For weeks, there was much talk in Baghdad about an impending campaign to liberate Mosul after months of ordeal under jihadi occupation.
Iraqi hopes of success in regaining control of the nation’s No. 3 city rose after Islamic State forces were partly driven out of Baiji, a strategic town on the main road to Mosul.
If the Iraqis consolidate their hold on the area, they can cut off the IS garrison in Tikrit, another major Sunni city still under its control.
That in turn would pave the way for liberating a number of other towns and villages, notably Samarra and Dujayl, that IS had planned to use as its launching pad for an attack on Baghdad.
This week, however, the on-the-way-to-Mosul chorus has been toned down somewhat. Officials no longer use such terms as “impending” or “imminent” to describe the liberation campaign.
According to Iraqi sources, the change in tone was prompted, at least in part, by conflicting signals from Washington.
The first signal, according to Iraqis, came when Washington refused to change the rules under which Iraqi forces can call for US airstrikes in support of a ground operation.
Under President Obama’s orders, such “calls” must be cleared with Washington — presumably with the White House itself.
The president has also rejected an Iraqi request to have US military technicians and logistical experts present in “theaters” where battles are under way.
Obama’s demand that the Congress give him three years to pursue an extremely limited campaign against IS reinforces that impression. One Iraqi commander tells me Obama’s approach amounts to “slow-motion warfare.”

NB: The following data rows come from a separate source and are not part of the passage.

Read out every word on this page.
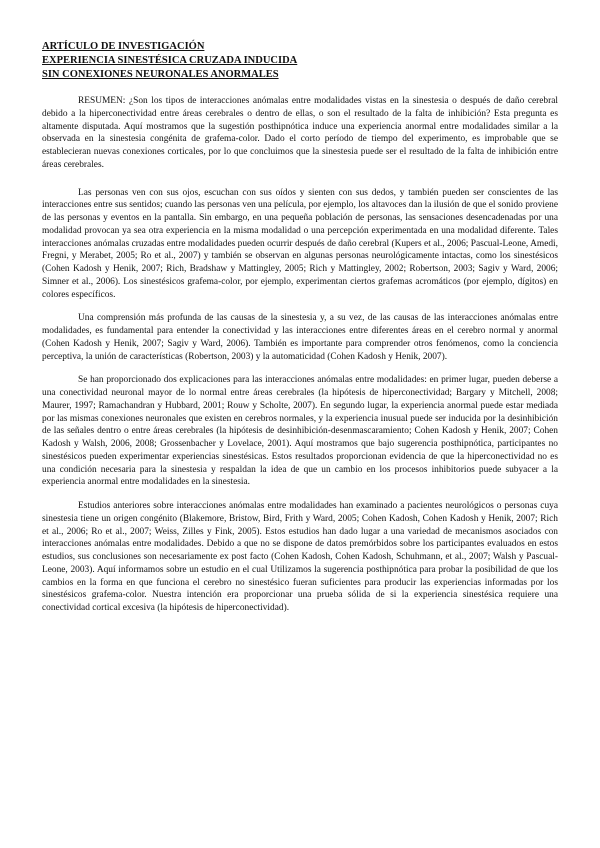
ARTÍCULO DE INVESTIGACIÓN
EXPERIENCIA SINESTÉSICA CRUZADA INDUCIDA
SIN CONEXIONES NEURONALES ANORMALES

RESUMEN: ¿Son los tipos de interacciones anómalas entre modalidades vistas en la sinestesia o después de daño cerebral debido a la hiperconectividad entre áreas cerebrales o dentro de ellas, o son el resultado de la falta de inhibición? Esta pregunta es altamente disputada. Aquí mostramos que la sugestión posthipnótica induce una experiencia anormal entre modalidades similar a la observada en la sinestesia congénita de grafema-color. Dado el corto período de tiempo del experimento, es improbable que se establecieran nuevas conexiones corticales, por lo que concluimos que la sinestesia puede ser el resultado de la falta de inhibición entre áreas cerebrales.

Las personas ven con sus ojos, escuchan con sus oídos y sienten con sus dedos, y también pueden ser conscientes de las interacciones entre sus sentidos; cuando las personas ven una película, por ejemplo, los altavoces dan la ilusión de que el sonido proviene de las personas y eventos en la pantalla. Sin embargo, en una pequeña población de personas, las sensaciones desencadenadas por una modalidad provocan ya sea otra experiencia en la misma modalidad o una percepción experimentada en una modalidad diferente. Tales interacciones anómalas cruzadas entre modalidades pueden ocurrir después de daño cerebral (Kupers et al., 2006; Pascual-Leone, Amedi, Fregni, y Merabet, 2005; Ro et al., 2007) y también se observan en algunas personas neurológicamente intactas, como los sinestésicos (Cohen Kadosh y Henik, 2007; Rich, Bradshaw y Mattingley, 2005; Rich y Mattingley, 2002; Robertson, 2003; Sagiv y Ward, 2006; Simner et al., 2006). Los sinestésicos grafema-color, por ejemplo, experimentan ciertos grafemas acromáticos (por ejemplo, dígitos) en colores específicos.

Una comprensión más profunda de las causas de la sinestesia y, a su vez, de las causas de las interacciones anómalas entre modalidades, es fundamental para entender la conectividad y las interacciones entre diferentes áreas en el cerebro normal y anormal (Cohen Kadosh y Henik, 2007; Sagiv y Ward, 2006). También es importante para comprender otros fenómenos, como la conciencia perceptiva, la unión de características (Robertson, 2003) y la automaticidad (Cohen Kadosh y Henik, 2007).

Se han proporcionado dos explicaciones para las interacciones anómalas entre modalidades: en primer lugar, pueden deberse a una conectividad neuronal mayor de lo normal entre áreas cerebrales (la hipótesis de hiperconectividad; Bargary y Mitchell, 2008; Maurer, 1997; Ramachandran y Hubbard, 2001; Rouw y Scholte, 2007). En segundo lugar, la experiencia anormal puede estar mediada por las mismas conexiones neuronales que existen en cerebros normales, y la experiencia inusual puede ser inducida por la desinhibición de las señales dentro o entre áreas cerebrales (la hipótesis de desinhibición-desenmascaramiento; Cohen Kadosh y Henik, 2007; Cohen Kadosh y Walsh, 2006, 2008; Grossenbacher y Lovelace, 2001). Aquí mostramos que bajo sugerencia posthipnótica, participantes no sinestésicos pueden experimentar experiencias sinestésicas. Estos resultados proporcionan evidencia de que la hiperconectividad no es una condición necesaria para la sinestesia y respaldan la idea de que un cambio en los procesos inhibitorios puede subyacer a la experiencia anormal entre modalidades en la sinestesia.

Estudios anteriores sobre interacciones anómalas entre modalidades han examinado a pacientes neurológicos o personas cuya sinestesia tiene un origen congénito (Blakemore, Bristow, Bird, Frith y Ward, 2005; Cohen Kadosh, Cohen Kadosh y Henik, 2007; Rich et al., 2006; Ro et al., 2007; Weiss, Zilles y Fink, 2005). Estos estudios han dado lugar a una variedad de mecanismos asociados con interacciones anómalas entre modalidades. Debido a que no se dispone de datos premórbidos sobre los participantes evaluados en estos estudios, sus conclusiones son necesariamente ex post facto (Cohen Kadosh, Cohen Kadosh, Schuhmann, et al., 2007; Walsh y Pascual-Leone, 2003). Aquí informamos sobre un estudio en el cual Utilizamos la sugerencia posthipnótica para probar la posibilidad de que los cambios en la forma en que funciona el cerebro no sinestésico fueran suficientes para producir las experiencias informadas por los sinestésicos grafema-color. Nuestra intención era proporcionar una prueba sólida de si la experiencia sinestésica requiere una conectividad cortical excesiva (la hipótesis de hiperconectividad).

The authorization he has demanded from Congress will guarantee IS at least three more years as a main player, while tying the hands of the next US president so that he or she can’t really go after the terrorist outfit.
Obama’s call for finding “ways to amplify the voices of peace and tolerance and inclusion” is a diversion at a time when what’s urgently needed is to defeat and destroy what is the most dangerous terrorist outfit in the world today.
The best way to “amplify the voices of peace and tolerance and inclusion” is to silence the guns of a caliphate that is casting itself as “the winning side” with the Koranic slogan: “Victory comes from Allah and Conquest is Imminent!”
A successful campaign to liberate Mosul needs three things, all dependent on the United States.
First, Washington must clearly dispel Arab Sunni fears that Obama’s strategic aim is to build Shiite Iran into the new regional hegemon.
To date, that fear has prevented Arab Sunni tribes from rallying behind the Iraqi plan for a concerted campaign against IS.
Next, only the United States can help coordinate efforts by the Iraqi army, the Kurdish peshmerga and the Arab Sunni tribes who worked with Gen. David Petraeus nearly a decade ago.
To perform that role, however, the US needs to demonstrate genuine commitment to defeating and destroying IS, not simply “containing and degrading” it, as Obama keeps repeating.
Finally, IS must be prevented from sending reinforcements from its heartland in the Syrian province of Raqqah.
That requires airstrikes to destroy roads and bridges that IS uses to ferry men and materiel from Turkey to Raqqah and thence to Mosul and elsewhere in Iraq.
A serious bombing campaign aimed at IS military targets could roll back the caliph’s army and turn the city of Raqqah into an island. But the Obama administration to date has refused to bomb the IS heartland.
While all signals from Obama himself have discouraged actual or potential US allies, some encouraging signals have come from his new defense secretary, Ash Carter.
After briefings from US generals in Kuwait, Carter described the aim of the campaign as the “ultimate defeat and destruction” of IS — which, he noted, is “not invincible.”
Carter enters the Pentagon after months of “slow-motion warfare” have produced no tangible results for the United States and its allies while IS has expanded its territory in Syria and Iraq, flexed its muscles on the borders of Jordan and Saudi Arabia and consolidated its deadly hold on almost 4 million people in an area the size of England.
It’s too early to decide whether Carter will do any better than his three predecessors, who all disagreed with Obama’s analyses of the various threats that the United States and allies face in the Middle East and elsewhere.
Still, Carter’s statements are encouraging: At least they show that not everyone in Washington shares Obama’s unwillingness to understand the nature of the challenge faced by the United States and its allies in the Middle East today.